As the harvest happened, as people heard from the insurance companies on what was covered and not by drought insurance, I continued to pray for rain for our dry and weary land. It has been dry. Cracks appeared in the ground. Big, dry, opened cracks. We even had a dust storm one day. The high heat temperatures baked us while the hot dry winds fried up the corn. It wasn’t pretty.

And we continued to pray for rain. I turned my prayers to prayers of provision. Praying that God provide for us. That God sustain us during this time. I prayed that God let us trust in Him for all our needs, including rain.

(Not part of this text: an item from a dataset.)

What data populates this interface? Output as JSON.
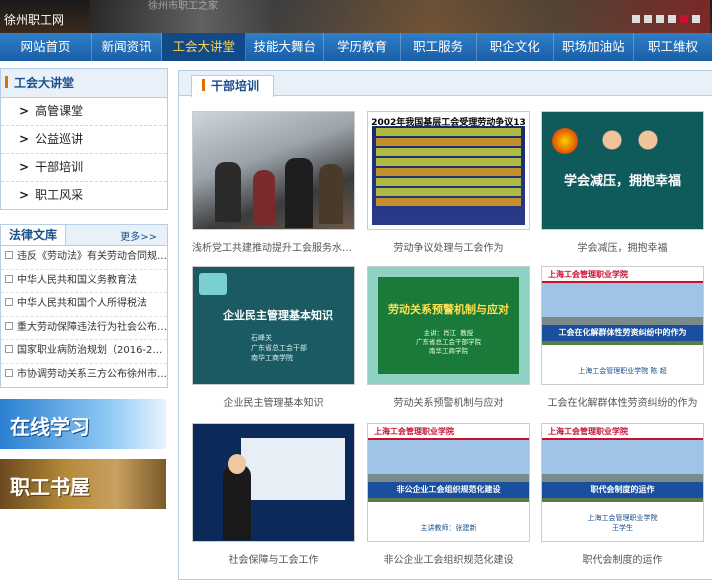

People asked: What is God trying to teach us? Did we do something wrong to not receive the much needed rain? People were wondering. People were hurting. We needed rain. We needed moisture for our dry and weary land.

Now, I can get all theological about things. I can talk about the direct verses permissive will of God. I can talk about how sin has distorted this world and made drought possible. I can talk about how in Genesis it says that the land will rebel against us. But I didn’t. I continued to pray for moisture.

As planting season is coming upon us, we’ve been praying for moisture even more. We’ve had some snow, but not enough. And so we continue to pray for moisture.

As I am writing this, with the clickity clacks of the keyboard in the silence of my office, it is snowing outside. I mean really snowing. 10 inches or more expected. In April no less. My kids have had two snow days in a row. My wife asked me next time I pray from the pulpit for moisture, be more specific.

So, I’m being careful of what I pray for now. I think I’ll pray for rain this time around instead of just moisture.